Link to Pubmed [PMID] – 37376527
Link to HAL – pasteur-04106241
Link to DOI – 10.3390/v15061227
Viruses 2023 May; 15(6):
The improvement of our knowledge of the virosphere, which includes unknown viruses, is a key area in virology. Metagenomics tools, which perform taxonomic assignation from high throughput sequencing datasets, are generally evaluated with datasets derived from biological samples or in silico spiked samples containing known viral sequences present in public databases, resulting in the inability to evaluate the capacity of these tools to detect novel or distant viruses. Simulating realistic evolutionary directions is therefore key to benchmark and improve these tools.
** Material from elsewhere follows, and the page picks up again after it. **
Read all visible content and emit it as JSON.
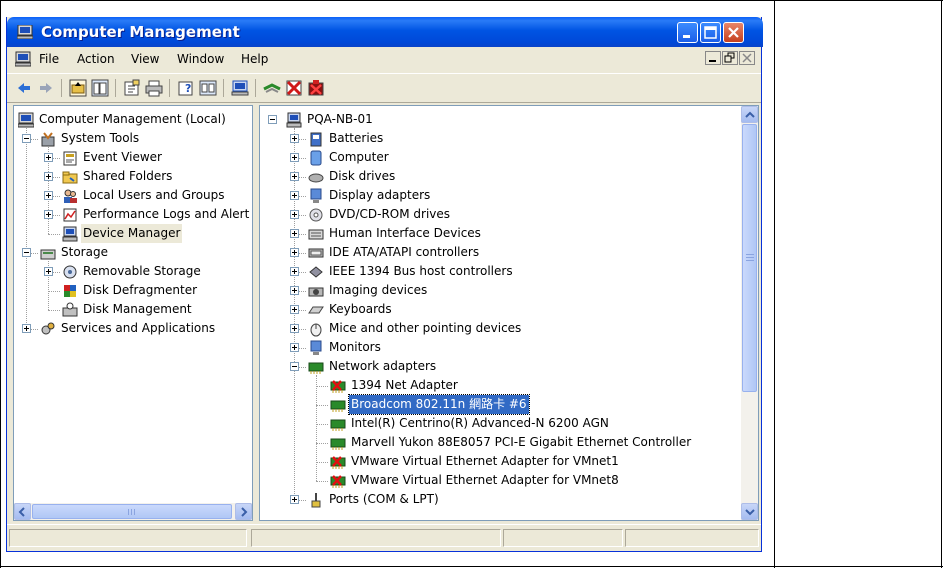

Additionally, expanding current databases with realistic simulated sequences can improve the capacity of alignment-based searching strategies for finding distant viruses, which could lead to a better characterization of the “dark matter” of metagenomics data. Here, we present Virus Pop, a novel pipeline for simulating realistic protein sequences and adding new branches to a protein phylogenetic tree. The tool generates simulated sequences with substitution rate variations that are dependent on protein domains and inferred from the input dataset, allowing for a realistic representation of protein evolution. The pipeline also infers ancestral sequences corresponding to multiple internal nodes of the input data phylogenetic tree, enabling new sequences to be inserted at various points of interest in the group studied. We demonstrated that Virus Pop produces simulated sequences that closely match the structural and functional characteristics of real protein sequences, taking as an example the spike protein of sarbecoviruses. Virus Pop also succeeded at creating sequences that resemble real sequences not included in the databases, which facilitated the identification of a novel pathogenic human circovirus not included in the input database. In conclusion, Virus Pop is helpful for challenging taxonomic assignation tools and could help improve databases to better detect distant viruses.